U.S. Home Builders Benefited From Low Interest Rates This Year; Housing Starts Climbed and New-Home Sales Surged

Earlier this week, Wall Street Journal writer Will Parker reported that, “U.S. home builders benefited from low interest rates this year as housing starts climbed to levels not seen in a decade and new-home sales surged after a disappointing 2018.

“Builder confidence, as measured by the National Association of Home Builders, is now the highest since 1999. And publicly traded home-builder stocks beat the S&P 500 average this year, rising 40% as of Dec. 23, compared with the broad index’s 29% gain over the same period.

“Home builders cranked up volume partly by focusing on homes more buyers can afford.

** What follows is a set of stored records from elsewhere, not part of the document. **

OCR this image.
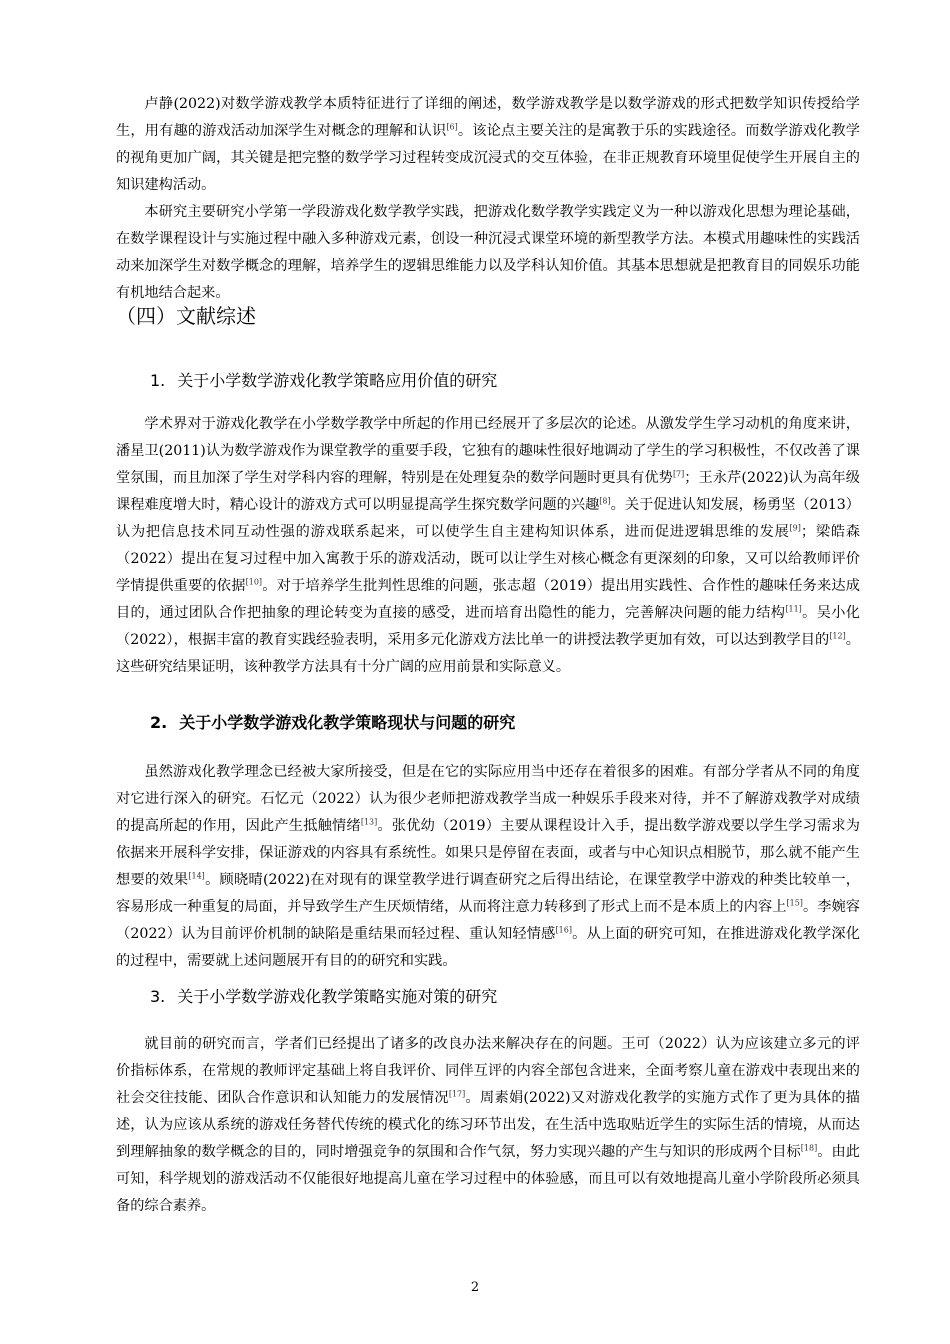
卢静(2022)对数学游戏教学本质特征进行了详细的阐述，数学游戏教学是以数学游戏的形式把数学知识传授给学生，用有趣的游戏活动加深学生对概念的理解和认识[6]。该论点主要关注的是寓教于乐的实践途径。而数学游戏化教学的视角更加广阔，其关键是把完整的数学学习过程转变成沉浸式的交互体验，在非正规教育环境里促使学生开展自主的知识建构活动。

本研究主要研究小学第一学段游戏化数学教学实践，把游戏化数学教学实践定义为一种以游戏化思想为理论基础，在数学课程设计与实施过程中融入多种游戏元素，创设一种沉浸式课堂环境的新型教学方法。本模式用趣味性的实践活动来加深学生对数学概念的理解，培养学生的逻辑思维能力以及学科认知价值。其基本思想就是把教育目的同娱乐功能有机地结合起来。

（四）文献综述
1. 关于小学数学游戏化教学策略应用价值的研究

学术界对于游戏化教学在小学数学教学中所起的作用已经展开了多层次的论述。从激发学生学习动机的角度来讲，潘星卫(2011)认为数学游戏作为课堂教学的重要手段，它独有的趣味性很好地调动了学生的学习积极性，不仅改善了课堂氛围，而且加深了学生对学科内容的理解，特别是在处理复杂的数学问题时更具有优势[7]；王永芹(2022)认为高年级课程难度增大时，精心设计的游戏方式可以明显提高学生探究数学问题的兴趣[8]。关于促进认知发展，杨勇坚（2013）认为把信息技术同互动性强的游戏联系起来，可以使学生自主建构知识体系，进而促进逻辑思维的发展[9]；梁皓森（2022）提出在复习过程中加入寓教于乐的游戏活动，既可以让学生对核心概念有更深刻的印象，又可以给教师评价学情提供重要的依据[10]。对于培养学生批判性思维的问题，张志超（2019）提出用实践性、合作性的趣味任务来达成目的，通过团队合作把抽象的理论转变为直接的感受，进而培育出隐性的能力，完善解决问题的能力结构[11]。吴小化（2022），根据丰富的教育实践经验表明，采用多元化游戏方法比单一的讲授法教学更加有效，可以达到教学目的[12]。这些研究结果证明，该种教学方法具有十分广阔的应用前景和实际意义。

2. 关于小学数学游戏化教学策略现状与问题的研究

虽然游戏化教学理念已经被大家所接受，但是在它的实际应用当中还存在着很多的困难。有部分学者从不同的角度对它进行深入的研究。石忆元（2022）认为很少老师把游戏教学当成一种娱乐手段来对待，并不了解游戏教学对成绩的提高所起的作用，因此产生抵触情绪[13]。张优幼（2019）主要从课程设计入手，提出数学游戏要以学生学习需求为依据来开展科学安排，保证游戏的内容具有系统性。如果只是停留在表面，或者与中心知识点相脱节，那么就不能产生想要的效果[14]。顾晓晴(2022)在对现有的课堂教学进行调查研究之后得出结论，在课堂教学中游戏的种类比较单一，容易形成一种重复的局面，并导致学生产生厌烦情绪，从而将注意力转移到了形式上而不是本质上的内容上[15]。李婉容（2022）认为目前评价机制的缺陷是重结果而轻过程、重认知轻情感[16]。从上面的研究可知，在推进游戏化教学深化的过程中，需要就上述问题展开有目的的研究和实践。

3. 关于小学数学游戏化教学策略实施对策的研究

就目前的研究而言，学者们已经提出了诸多的改良办法来解决存在的问题。王可（2022）认为应该建立多元的评价指标体系，在常规的教师评定基础上将自我评价、同伴互评的内容全部包含进来，全面考察儿童在游戏中表现出来的社会交往技能、团队合作意识和认知能力的发展情况[17]。周素娟(2022)又对游戏化教学的实施方式作了更为具体的描述，认为应该从系统的游戏任务替代传统的模式化的练习环节出发，在生活中选取贴近学生的实际生活的情境，从而达到理解抽象的数学概念的目的，同时增强竞争的氛围和合作气氛，努力实现兴趣的产生与知识的形成两个目标[18]。由此可知，科学规划的游戏活动不仅能很好地提高儿童在学习过程中的体验感，而且可以有效地提高儿童小学阶段所必须具备的综合素养。

2
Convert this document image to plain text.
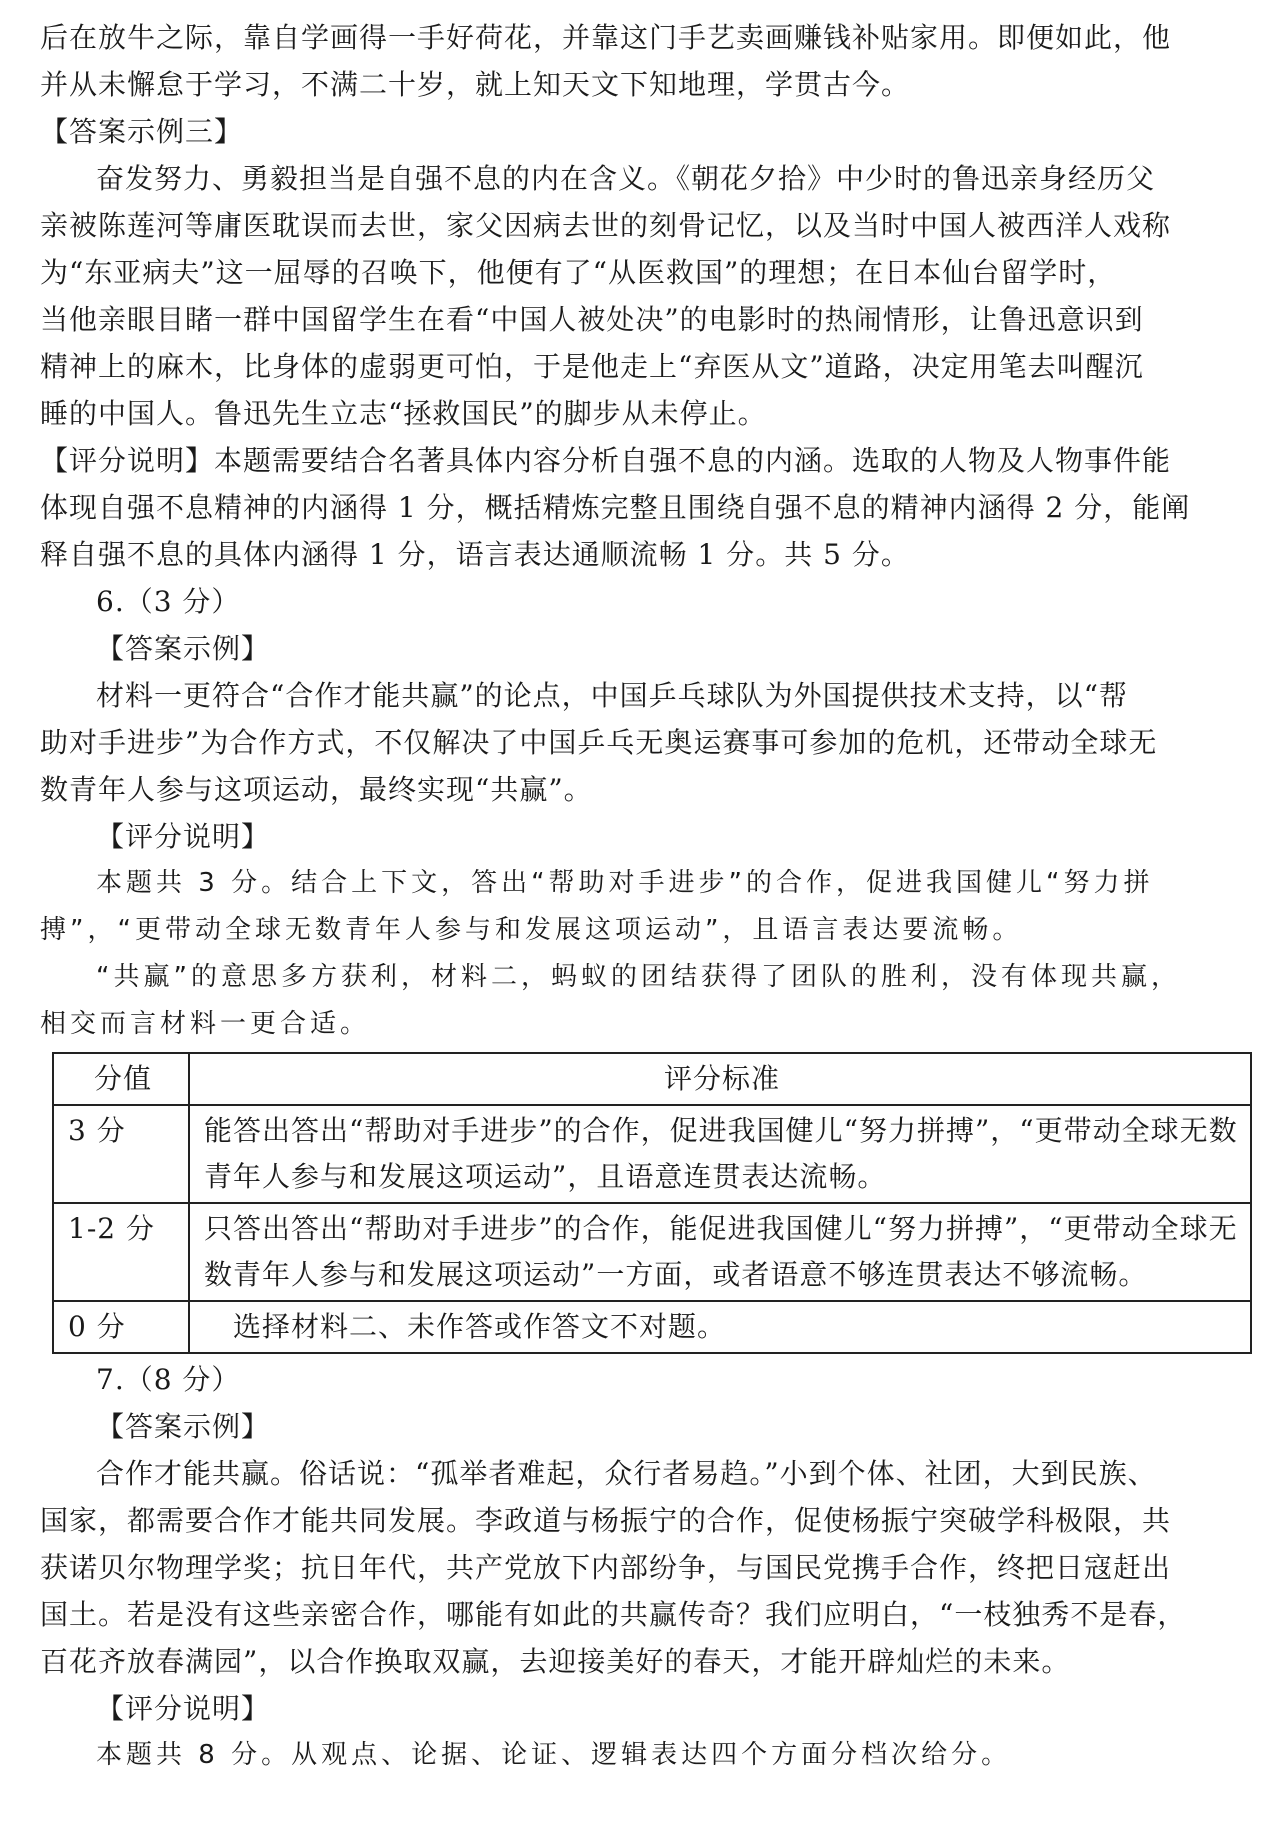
后在放牛之际，靠自学画得一手好荷花，并靠这门手艺卖画赚钱补贴家用。即便如此，他
并从未懈怠于学习，不满二十岁，就上知天文下知地理，学贯古今。
【答案示例三】
奋发努力、勇毅担当是自强不息的内在含义。《朝花夕拾》中少时的鲁迅亲身经历父
亲被陈莲河等庸医耽误而去世，家父因病去世的刻骨记忆，以及当时中国人被西洋人戏称
为“东亚病夫”这一屈辱的召唤下，他便有了“从医救国”的理想；在日本仙台留学时，
当他亲眼目睹一群中国留学生在看“中国人被处决”的电影时的热闹情形，让鲁迅意识到
精神上的麻木，比身体的虚弱更可怕，于是他走上“弃医从文”道路，决定用笔去叫醒沉
睡的中国人。鲁迅先生立志“拯救国民”的脚步从未停止。
【评分说明】本题需要结合名著具体内容分析自强不息的内涵。选取的人物及人物事件能
体现自强不息精神的内涵得 1 分，概括精炼完整且围绕自强不息的精神内涵得 2 分，能阐
释自强不息的具体内涵得 1 分，语言表达通顺流畅 1 分。共 5 分。
6.（3 分）
【答案示例】
材料一更符合“合作才能共赢”的论点，中国乒乓球队为外国提供技术支持，以“帮
助对手进步”为合作方式，不仅解决了中国乒乓无奥运赛事可参加的危机，还带动全球无
数青年人参与这项运动，最终实现“共赢”。
【评分说明】
本题共 3 分。结合上下文，答出“帮助对手进步”的合作，促进我国健儿“努力拼
搏”，“更带动全球无数青年人参与和发展这项运动”，且语言表达要流畅。
“共赢”的意思多方获利，材料二，蚂蚁的团结获得了团队的胜利，没有体现共赢，
相交而言材料一更合适。
分值	评分标准
3 分	能答出答出“帮助对手进步”的合作，促进我国健儿“努力拼搏”，“更带动全球无数青年人参与和发展这项运动”，且语意连贯表达流畅。
1-2 分	只答出答出“帮助对手进步”的合作，能促进我国健儿“努力拼搏”，“更带动全球无数青年人参与和发展这项运动”一方面，或者语意不够连贯表达不够流畅。
0 分	　选择材料二、未作答或作答文不对题。
7.（8 分）
【答案示例】
合作才能共赢。俗话说：“孤举者难起，众行者易趋。”小到个体、社团，大到民族、
国家，都需要合作才能共同发展。李政道与杨振宁的合作，促使杨振宁突破学科极限，共
获诺贝尔物理学奖；抗日年代，共产党放下内部纷争，与国民党携手合作，终把日寇赶出
国土。若是没有这些亲密合作，哪能有如此的共赢传奇？我们应明白，“一枝独秀不是春，
百花齐放春满园”，以合作换取双赢，去迎接美好的春天，才能开辟灿烂的未来。
【评分说明】
本题共 8 分。从观点、论据、论证、逻辑表达四个方面分档次给分。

Large builders including Meritage Homes Corp. and MDC Holdings Inc. made strategic shifts to produce a higher number of less-expensive homes, targeted at a generation of millennials with lower purchasing power than average buyers in the past.”

The Journal article added that, “Strong buyer demand for more-affordable homes stoked mergers and acquisitions. In November, Taylor Morrison Home Corp. said it would purchase a West Coast competitor, William Lyon Homes, a company that does more than half of its business in the entry-level market. Scheduled to close in 2020 and valued at $2.4 billion, the deal was among the largest announced in the industry this year.

“Some home builders and analysts question whether growth will continue at the current pace next year. Fitch, for example, predicts new-home sales will only grow 1.5%, compared with 9% in 2019.”